There are more subtle touches, too, such as the wider spacing of the keys on a new Sony ultraportable computer notebook that goes on sale next week. It accommodates the longer fingernails that women tend to have. Some of the latest cell phones made by LG Electronics have the camera’s automatic focus calibrated to arm’s length. The company observed that young women are fond of taking pictures of themselves with a friend. Men, not so much.
Nikon and Olympus recently introduced lines of lighter, more compact and easy-to-use digital single-lens-reflex cameras that were designed with women in mind because they tend to be a family’s primary keeper of memories.
The Nikon D40X is 20 percent smaller than a standard Nikon digital SLR camera and can be easily carried around the neck or slipped into a handbag. It has many of the automated features normally found on a point-and-shoot camera, such as preset shooting modes. Camera makers wanted to reach the female market with digital SLR cameras because they carry a higher profit margin than point-and-shoot models.
“Spouse acceptance factor” is a phrase often tossed about at DigitalAdvisor (digitaladvisor.com), an online information and shopping site for consumer electronics based in Cambridge, Mass. That spouse, said Mike Brady, the Web site’s editor, is usually a woman. “If a man brings home a big whooper of a television, the woman is going to say, ‘That’s stupid; it’s too big for the wall,’ ” he said.
Brady said that men and women tend to have radically different approaches to televisions in the home.
“Men want the TV to dominate the room,” Brady said. “Women look more at the TV to not be the centerpiece of the room, but more of an accent piece.”
Television makers have responded to more feminine considerations in several ways. Westinghouse Digital Electronics has recently released flat-panel liquid-crystal-display televisions — at the modest screen sizes of 32 and 40 inches that are more appealing to women — with built-in front-loading DVD players.
Those are even more appealing to women, said Rey Roque, the company’s vice president for marketing, because the room will not be cluttered with a black box to view DVDs, or another set of unsightly wires.
Technologies designed to camouflage electronics such as televisions and home theater speaker systems are rapidly becoming a whole category unto themselves.
Acoustic Research sells a compact speaker system concealed in what the company calls “acoustically transparent” covers.
The system, called Home Decor, disguises speakers as vases, books, planters, mantel clocks or candleholders, said Tom Malone, president of Audiovox, the parent company in Hauppauge, N.Y.
“The concept was to make a good audio system and then literally make it disappear,” Malone said.
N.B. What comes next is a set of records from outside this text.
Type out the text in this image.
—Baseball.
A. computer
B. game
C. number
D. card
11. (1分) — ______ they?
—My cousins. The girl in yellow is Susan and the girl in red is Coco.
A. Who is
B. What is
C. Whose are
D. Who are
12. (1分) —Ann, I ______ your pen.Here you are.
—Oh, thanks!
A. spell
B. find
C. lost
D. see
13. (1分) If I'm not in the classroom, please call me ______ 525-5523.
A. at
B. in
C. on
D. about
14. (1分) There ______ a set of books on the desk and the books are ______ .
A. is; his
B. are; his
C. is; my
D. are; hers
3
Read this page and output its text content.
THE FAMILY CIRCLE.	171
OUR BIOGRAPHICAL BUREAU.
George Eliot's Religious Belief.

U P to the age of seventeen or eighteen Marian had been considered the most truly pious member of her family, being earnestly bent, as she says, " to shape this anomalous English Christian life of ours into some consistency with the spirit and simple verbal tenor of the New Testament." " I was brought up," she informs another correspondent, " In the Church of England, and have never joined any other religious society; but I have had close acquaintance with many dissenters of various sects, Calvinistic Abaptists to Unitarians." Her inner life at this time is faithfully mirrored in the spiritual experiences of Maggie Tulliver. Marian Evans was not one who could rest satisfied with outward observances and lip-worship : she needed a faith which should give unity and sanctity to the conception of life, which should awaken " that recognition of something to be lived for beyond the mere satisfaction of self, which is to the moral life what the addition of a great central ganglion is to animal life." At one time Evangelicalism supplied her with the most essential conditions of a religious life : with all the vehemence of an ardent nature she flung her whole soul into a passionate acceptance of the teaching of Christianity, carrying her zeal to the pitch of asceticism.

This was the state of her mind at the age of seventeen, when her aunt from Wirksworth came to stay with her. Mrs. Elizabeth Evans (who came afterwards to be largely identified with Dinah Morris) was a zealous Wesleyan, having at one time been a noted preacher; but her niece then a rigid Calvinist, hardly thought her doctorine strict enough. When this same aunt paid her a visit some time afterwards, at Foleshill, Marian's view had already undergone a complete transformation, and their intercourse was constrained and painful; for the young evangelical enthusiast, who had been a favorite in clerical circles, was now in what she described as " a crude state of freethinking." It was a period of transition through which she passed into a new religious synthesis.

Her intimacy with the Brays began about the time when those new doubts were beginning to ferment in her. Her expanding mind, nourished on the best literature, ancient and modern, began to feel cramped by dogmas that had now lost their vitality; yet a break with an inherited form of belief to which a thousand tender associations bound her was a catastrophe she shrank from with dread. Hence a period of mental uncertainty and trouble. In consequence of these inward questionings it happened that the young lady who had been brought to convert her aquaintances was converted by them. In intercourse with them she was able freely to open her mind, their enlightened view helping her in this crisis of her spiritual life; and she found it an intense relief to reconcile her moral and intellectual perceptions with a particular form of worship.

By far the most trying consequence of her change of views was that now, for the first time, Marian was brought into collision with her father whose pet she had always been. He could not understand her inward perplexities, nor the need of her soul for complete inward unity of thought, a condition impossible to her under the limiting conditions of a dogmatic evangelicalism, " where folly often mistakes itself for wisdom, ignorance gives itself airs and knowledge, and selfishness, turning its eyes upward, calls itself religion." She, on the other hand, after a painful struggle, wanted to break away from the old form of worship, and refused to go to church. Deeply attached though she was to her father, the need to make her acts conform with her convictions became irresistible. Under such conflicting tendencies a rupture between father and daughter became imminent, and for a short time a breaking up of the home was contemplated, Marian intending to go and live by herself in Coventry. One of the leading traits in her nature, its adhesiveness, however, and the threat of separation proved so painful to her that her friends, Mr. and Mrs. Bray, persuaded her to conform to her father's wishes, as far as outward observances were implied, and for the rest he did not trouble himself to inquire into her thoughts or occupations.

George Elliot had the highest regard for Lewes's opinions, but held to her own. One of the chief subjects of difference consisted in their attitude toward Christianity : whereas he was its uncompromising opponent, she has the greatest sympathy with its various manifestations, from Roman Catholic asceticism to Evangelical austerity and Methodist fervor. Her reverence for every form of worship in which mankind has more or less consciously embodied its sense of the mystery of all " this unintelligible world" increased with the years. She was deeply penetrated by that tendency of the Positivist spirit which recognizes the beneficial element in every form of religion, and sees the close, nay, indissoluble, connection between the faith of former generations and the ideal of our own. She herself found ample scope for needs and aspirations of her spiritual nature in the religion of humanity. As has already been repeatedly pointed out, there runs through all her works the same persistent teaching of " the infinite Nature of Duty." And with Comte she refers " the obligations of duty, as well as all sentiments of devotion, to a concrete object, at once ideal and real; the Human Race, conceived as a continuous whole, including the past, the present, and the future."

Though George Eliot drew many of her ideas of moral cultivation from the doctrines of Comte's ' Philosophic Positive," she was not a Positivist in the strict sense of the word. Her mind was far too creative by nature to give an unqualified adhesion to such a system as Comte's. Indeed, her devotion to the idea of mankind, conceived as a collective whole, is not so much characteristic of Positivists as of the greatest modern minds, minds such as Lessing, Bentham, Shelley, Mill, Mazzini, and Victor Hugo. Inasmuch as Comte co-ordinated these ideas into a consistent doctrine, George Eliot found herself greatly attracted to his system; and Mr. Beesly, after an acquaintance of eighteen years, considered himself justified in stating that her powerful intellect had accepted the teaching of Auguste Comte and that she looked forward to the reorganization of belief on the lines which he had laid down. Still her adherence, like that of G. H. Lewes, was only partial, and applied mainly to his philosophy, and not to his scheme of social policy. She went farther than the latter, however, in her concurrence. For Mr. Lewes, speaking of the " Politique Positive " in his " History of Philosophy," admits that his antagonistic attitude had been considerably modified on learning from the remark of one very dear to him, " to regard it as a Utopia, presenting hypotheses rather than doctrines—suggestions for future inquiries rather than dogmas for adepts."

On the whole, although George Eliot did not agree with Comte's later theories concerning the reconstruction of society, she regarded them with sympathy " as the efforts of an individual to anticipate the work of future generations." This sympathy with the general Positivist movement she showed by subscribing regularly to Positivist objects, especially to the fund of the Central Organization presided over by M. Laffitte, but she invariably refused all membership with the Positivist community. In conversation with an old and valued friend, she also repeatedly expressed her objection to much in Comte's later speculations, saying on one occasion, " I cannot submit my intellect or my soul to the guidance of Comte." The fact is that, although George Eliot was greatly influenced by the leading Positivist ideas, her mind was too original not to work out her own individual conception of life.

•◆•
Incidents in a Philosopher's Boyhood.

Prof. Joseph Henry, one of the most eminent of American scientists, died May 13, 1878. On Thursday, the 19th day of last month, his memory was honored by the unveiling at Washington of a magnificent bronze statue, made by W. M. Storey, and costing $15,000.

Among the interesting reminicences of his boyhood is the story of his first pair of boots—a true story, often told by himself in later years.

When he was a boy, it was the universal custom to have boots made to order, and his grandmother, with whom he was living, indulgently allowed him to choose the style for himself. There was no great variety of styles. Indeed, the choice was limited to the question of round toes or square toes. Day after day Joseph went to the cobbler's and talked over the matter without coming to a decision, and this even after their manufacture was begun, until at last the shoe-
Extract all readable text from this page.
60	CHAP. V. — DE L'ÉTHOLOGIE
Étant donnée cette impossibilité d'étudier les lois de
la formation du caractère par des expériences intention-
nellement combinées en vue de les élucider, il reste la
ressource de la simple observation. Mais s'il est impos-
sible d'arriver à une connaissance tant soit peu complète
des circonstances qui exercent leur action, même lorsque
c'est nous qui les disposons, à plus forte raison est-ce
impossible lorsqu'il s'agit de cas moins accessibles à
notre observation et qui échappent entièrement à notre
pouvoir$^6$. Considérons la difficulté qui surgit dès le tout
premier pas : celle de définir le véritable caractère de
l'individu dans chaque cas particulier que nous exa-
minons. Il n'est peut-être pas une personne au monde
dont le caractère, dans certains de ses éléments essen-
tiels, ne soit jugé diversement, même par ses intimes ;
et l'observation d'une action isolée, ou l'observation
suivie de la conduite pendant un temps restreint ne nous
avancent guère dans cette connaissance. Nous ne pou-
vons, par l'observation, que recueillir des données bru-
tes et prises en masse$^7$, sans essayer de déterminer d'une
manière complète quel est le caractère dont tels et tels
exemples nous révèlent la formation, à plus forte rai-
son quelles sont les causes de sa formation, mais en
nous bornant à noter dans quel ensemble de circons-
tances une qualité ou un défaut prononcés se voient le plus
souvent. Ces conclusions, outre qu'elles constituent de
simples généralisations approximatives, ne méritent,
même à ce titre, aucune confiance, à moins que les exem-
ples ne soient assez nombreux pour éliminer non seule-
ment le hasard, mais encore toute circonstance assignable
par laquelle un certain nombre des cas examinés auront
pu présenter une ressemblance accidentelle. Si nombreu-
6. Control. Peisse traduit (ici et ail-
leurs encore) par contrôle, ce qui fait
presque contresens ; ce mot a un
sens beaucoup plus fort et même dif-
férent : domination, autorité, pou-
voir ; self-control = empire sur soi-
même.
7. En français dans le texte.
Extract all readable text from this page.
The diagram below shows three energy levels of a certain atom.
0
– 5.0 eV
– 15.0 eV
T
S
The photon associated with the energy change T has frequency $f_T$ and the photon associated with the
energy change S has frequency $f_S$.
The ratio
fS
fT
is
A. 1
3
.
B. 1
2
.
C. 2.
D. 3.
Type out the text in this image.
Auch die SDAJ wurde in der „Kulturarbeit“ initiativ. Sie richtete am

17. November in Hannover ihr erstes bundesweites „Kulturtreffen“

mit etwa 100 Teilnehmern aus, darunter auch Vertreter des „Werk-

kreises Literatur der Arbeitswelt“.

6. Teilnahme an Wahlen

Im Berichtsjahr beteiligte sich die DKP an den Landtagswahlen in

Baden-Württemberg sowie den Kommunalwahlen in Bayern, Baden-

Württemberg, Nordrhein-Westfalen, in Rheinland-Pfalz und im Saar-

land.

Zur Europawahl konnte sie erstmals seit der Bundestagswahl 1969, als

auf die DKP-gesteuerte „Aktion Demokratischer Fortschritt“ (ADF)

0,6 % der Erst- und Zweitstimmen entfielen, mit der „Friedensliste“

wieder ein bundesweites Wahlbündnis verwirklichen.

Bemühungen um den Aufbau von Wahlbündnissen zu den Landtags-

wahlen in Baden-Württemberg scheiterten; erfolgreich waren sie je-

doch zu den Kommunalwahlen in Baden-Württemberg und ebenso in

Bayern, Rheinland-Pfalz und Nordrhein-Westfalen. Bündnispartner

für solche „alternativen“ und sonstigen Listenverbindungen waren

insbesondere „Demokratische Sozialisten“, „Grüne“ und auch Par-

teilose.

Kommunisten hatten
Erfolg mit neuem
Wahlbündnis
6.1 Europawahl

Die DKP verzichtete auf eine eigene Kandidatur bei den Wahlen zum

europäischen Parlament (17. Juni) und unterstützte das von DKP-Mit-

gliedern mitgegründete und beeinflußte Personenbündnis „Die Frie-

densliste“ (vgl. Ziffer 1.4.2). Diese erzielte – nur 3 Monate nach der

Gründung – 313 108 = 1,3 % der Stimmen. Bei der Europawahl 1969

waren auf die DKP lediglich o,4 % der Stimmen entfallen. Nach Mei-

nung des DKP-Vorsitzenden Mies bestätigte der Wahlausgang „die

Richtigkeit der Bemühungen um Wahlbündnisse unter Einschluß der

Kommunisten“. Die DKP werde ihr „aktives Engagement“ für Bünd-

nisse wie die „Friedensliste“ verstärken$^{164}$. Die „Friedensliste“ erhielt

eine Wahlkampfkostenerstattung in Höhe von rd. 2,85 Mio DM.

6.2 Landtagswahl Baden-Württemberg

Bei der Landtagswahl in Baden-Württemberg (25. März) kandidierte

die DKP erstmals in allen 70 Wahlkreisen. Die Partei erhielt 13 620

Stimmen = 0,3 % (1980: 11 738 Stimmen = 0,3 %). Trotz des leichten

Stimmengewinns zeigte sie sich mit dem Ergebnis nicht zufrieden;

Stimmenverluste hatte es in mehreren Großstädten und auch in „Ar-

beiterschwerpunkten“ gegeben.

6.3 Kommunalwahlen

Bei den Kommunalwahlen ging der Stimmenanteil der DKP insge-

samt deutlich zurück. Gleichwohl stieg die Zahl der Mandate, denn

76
The speakers cost $800 and the covers range from $40 to $120 each.
Energizer, went so far as to create a battery charger for each sex. The Dock & Go, at $33, is aimed at men. Black and gray with shiny trim, the two pods hold up to four batteries each (AA or AAA). A light glows red when it is charging, yellow when the batteries are charged.
The second device, the $20 Easy Charger, is aimed at women, who usually end up managing the household’s batteries. This charger is flat, round and sold with interchangeable faceplates in silver, black and eggshell to help it blend in with kitchen appliances. Large LED readouts spell out what the countertop charger is doing at every phase of the charging cycle.
Focus-group testing indicated that men were turned off by the Easy Charger, especially in how its readouts appeared to tell them what they thought they already knew, said Mandy Iswarienko, the brand manger for rechargeable products.
“We found that how people use chargers is very different,” she said. “For her, she wants it to be instantly understandable.”